“Família” (2023): nem sempre os laços de afeto vêm dos laços sanguíneos

Família (ファミリア, 2023) de Izuru Narushima é um filme que de início chama atenção por sua relação com o Brasil. Seu título, em português, já insere o espectador na trama que entrelaça o Japão e o Brasil de uma maneira bastante aleatória, eu diria.

Protagonizado por Koji Yakusho – que recentemente recebeu bastante atenção da mídia internacional por sua performance em Dias Perfeitos (2023) de Wim Wenders – o filme conta a história de duas famílias que acabam tendo seus caminhos cruzados em uma periferia do Japão.

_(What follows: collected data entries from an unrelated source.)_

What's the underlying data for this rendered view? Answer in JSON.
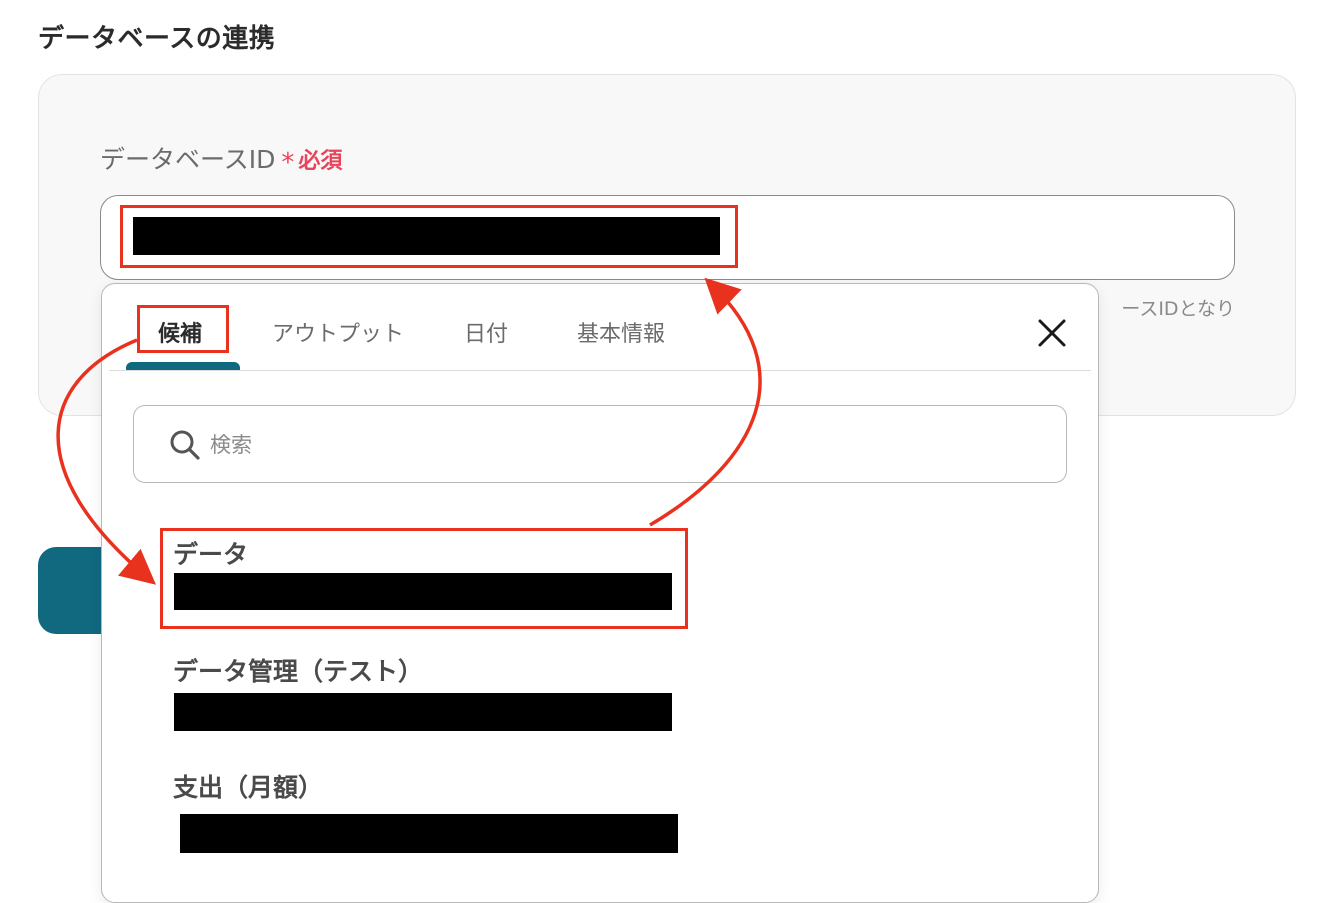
{
  "section": {
    "title": "データベースの連携"
  },
  "field": {
    "label": "データベースID",
    "asterisk": "*",
    "required": "必須",
    "help_text": "ースIDとなり"
  },
  "dropdown": {
    "tabs": [
      "候補",
      "アウトプット",
      "日付",
      "基本情報"
    ],
    "active_tab": "候補",
    "close_icon": "close-icon",
    "search": {
      "placeholder": "検索",
      "value": ""
    },
    "options": [
      {
        "title": "データ"
      },
      {
        "title": "データ管理（テスト）"
      },
      {
        "title": "支出（月額）"
      }
    ]
  },
  "colors": {
    "accent_teal": "#10697f",
    "required_red": "#e8455c",
    "annotation_red": "#e8321e"
  }
}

Leia também: “Todo mundo tem mãe, Catarina”: Carla Guerson elabora a complexidade das relações familiares

Yakusho interpreta Seiji, um pai viúvo que vive de seu trabalho como ceramista enquanto seu único filho trabalha longe. Um dia, um jovem rapaz aparece aos arredores de sua casa machucado após uma briga com membros da Yakuza. O jovem, por sua vez, é Marcos (Lucas Sagae), brasileiro que vive no Japão com sua família em uma comunidade brasileira.

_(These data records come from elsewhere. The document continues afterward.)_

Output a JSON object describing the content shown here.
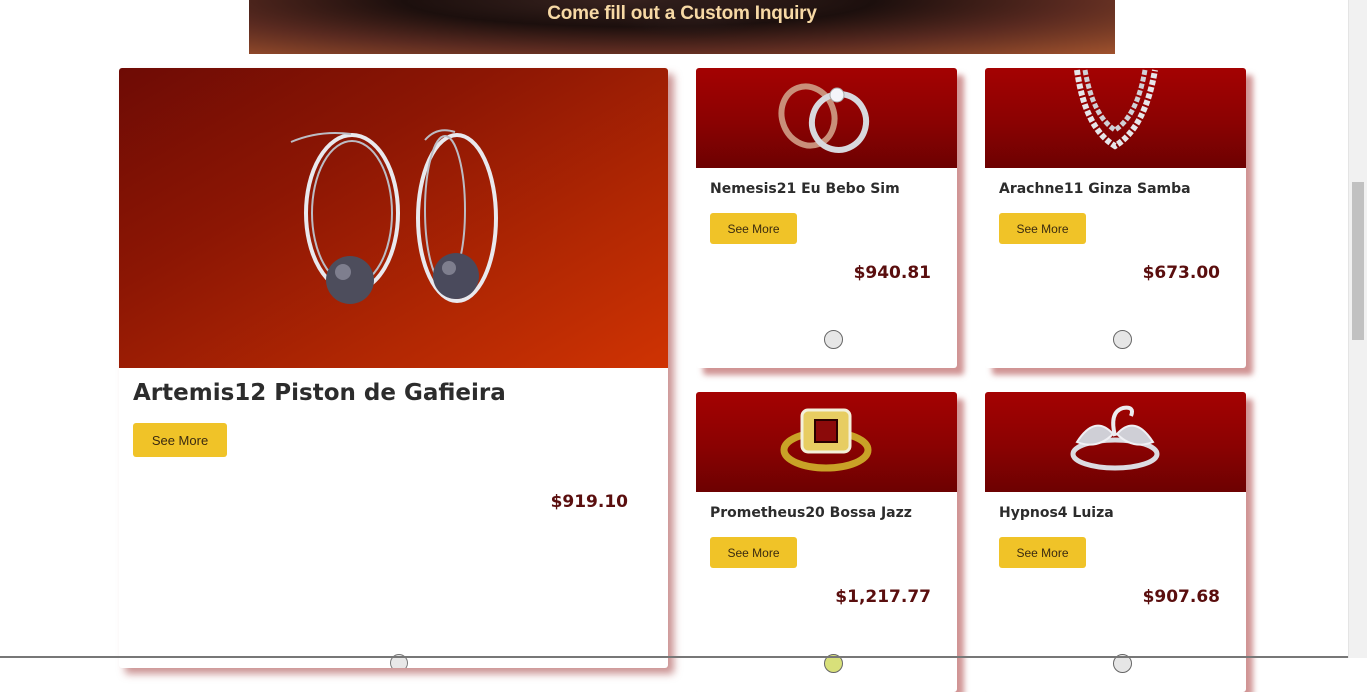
{
  "banner": {
    "text": "Come fill out a Custom Inquiry"
  },
  "featured": {
    "title": "Artemis12 Piston de Gafieira",
    "button_label": "See More",
    "price": "$919.10",
    "image_icon": "pearl-hoop-earrings-image"
  },
  "cards": [
    {
      "name": "Nemesis21 Eu Bebo Sim",
      "button_label": "See More",
      "price": "$940.81",
      "image_icon": "wedding-rings-image"
    },
    {
      "name": "Arachne11 Ginza Samba",
      "button_label": "See More",
      "price": "$673.00",
      "image_icon": "silver-chain-necklace-image"
    },
    {
      "name": "Prometheus20 Bossa Jazz",
      "button_label": "See More",
      "price": "$1,217.77",
      "image_icon": "gold-ruby-ring-image"
    },
    {
      "name": "Hypnos4 Luiza",
      "button_label": "See More",
      "price": "$907.68",
      "image_icon": "silver-swan-ring-image"
    }
  ],
  "colors": {
    "accent_button": "#f0c328",
    "price_text": "#5a0e0e",
    "card_header": "#a40202"
  }
}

Um ponto importante a ser mencionado é que o filme de Narushima parece muito ter se inspirado pelas novelas que já conhecemos muito bem. Seu enredo, preenchido por um melodrama que não parece encontrar espaço dentro da narrativa, torna a experiência um tanto enfadonha, uma vez que os eventos não são abordados de maneira natural ou pareçam espontâneos.

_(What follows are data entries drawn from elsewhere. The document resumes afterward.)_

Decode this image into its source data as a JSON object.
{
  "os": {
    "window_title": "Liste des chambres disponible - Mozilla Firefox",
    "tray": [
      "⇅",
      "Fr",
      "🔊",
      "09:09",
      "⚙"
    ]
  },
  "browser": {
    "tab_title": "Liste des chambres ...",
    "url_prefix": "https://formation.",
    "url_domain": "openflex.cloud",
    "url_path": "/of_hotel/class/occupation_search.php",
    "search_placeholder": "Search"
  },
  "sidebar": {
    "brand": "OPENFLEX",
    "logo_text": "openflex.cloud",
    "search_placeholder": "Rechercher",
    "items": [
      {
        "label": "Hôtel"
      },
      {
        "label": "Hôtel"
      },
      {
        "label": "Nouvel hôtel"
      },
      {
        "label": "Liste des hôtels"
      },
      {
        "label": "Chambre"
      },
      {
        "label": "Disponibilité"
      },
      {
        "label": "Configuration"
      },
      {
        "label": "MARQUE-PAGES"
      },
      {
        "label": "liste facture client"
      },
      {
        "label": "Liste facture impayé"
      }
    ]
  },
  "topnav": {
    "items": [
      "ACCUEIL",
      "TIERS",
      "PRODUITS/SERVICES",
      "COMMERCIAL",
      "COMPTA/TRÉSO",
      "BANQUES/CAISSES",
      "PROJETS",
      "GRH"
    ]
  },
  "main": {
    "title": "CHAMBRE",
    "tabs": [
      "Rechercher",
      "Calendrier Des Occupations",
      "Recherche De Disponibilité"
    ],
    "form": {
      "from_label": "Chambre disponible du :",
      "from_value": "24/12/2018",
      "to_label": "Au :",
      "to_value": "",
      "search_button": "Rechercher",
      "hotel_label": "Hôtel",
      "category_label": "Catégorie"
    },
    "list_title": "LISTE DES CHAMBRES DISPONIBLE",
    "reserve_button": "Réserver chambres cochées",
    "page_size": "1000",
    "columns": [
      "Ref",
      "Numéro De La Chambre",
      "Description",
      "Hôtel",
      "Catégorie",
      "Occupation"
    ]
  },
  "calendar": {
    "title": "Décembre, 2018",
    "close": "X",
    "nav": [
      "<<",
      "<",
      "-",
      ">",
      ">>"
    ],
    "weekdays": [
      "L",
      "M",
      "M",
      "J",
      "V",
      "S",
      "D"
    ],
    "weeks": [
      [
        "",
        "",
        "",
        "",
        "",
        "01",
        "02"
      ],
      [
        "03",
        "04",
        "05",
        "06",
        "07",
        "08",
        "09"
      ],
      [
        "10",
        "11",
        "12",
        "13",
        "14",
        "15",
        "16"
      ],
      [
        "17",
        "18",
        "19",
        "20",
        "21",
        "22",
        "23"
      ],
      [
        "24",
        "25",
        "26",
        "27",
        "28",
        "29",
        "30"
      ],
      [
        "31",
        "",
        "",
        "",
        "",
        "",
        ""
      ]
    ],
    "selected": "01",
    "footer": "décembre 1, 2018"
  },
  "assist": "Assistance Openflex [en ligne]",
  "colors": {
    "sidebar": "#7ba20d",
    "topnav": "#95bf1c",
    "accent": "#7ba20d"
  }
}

As personalidades de Marcos e Seiji, que a princípio não tem nada a ver uma com a outra – Marcos é um homem explosivo enquanto Seiji é bastante calmo –, caem em alguns embates, uma vez que o jovem não consegue acreditar na bondade do mais velho e no tratamento que recebe.

Algo que é abordado de forma mais positiva é a xenofobia contra os brasileiros dentro da trama. O grande “vilão” aqui, um jovem Yakuza assumindo os negócios da família (interpretado por Miyavi), é um homem mau e preconceituoso, digno de um antagonista de novela das 21h. Sua atuação, infelizmente, é marcada por uma caricaturização demasiada que não é possível dizer se foi proposital ou uma falha na execução do papel.

O que pesa nessa parte do enredo, que aborda a briga entre brasileiros e Yakuza, é a violência por parte dos criminosos e a tentativa de agir como heróis por parte dos brasileiros. Ao fim, as cenas desse núcleo do filme, apesar da violência crua apresentada, não geram muita empatia no público, ainda que tendamos a ficar “do lado” dos brasileiros que embora estejam no lugar de vítima dos vilões não criam identificação com quem assiste, apesar da nacionalidade em comum.

No núcleo de Seiji é apresentada a história de seu único filho que trabalha em outro país. Prestes a se casar com uma mulher também estrangeira, Satoru (Ryo Yoshizawa) encontra em seu pai acolhimento e sensibilidade, ainda que seu pai e sua noiva não falem o mesmo idioma. As discrepâncias entre um núcleo e outro aproximam cada vez mais a narrativa de uma novela que sabemos exatamente como terminará.

No decorrer da história, acompanhamos quase uma saga da namorada de Marcos, Eri (Fadile Waked) em tentar fazer com que ele e Seiji se tornem “amigos”. Enquanto Marcos não é capaz de aceitar que um japonês possa lhe oferecer empatia, Seiji vê, no jovem, uma versão mais jovem de si mesmo e deseja acolhê-lo em sua vida. A medida em que infortúnios atingem tanto a Seiji quanto a Marcos e Eri, seus laços, enevoados pelo medo e pela raiva, começam a se estreitar aos poucos.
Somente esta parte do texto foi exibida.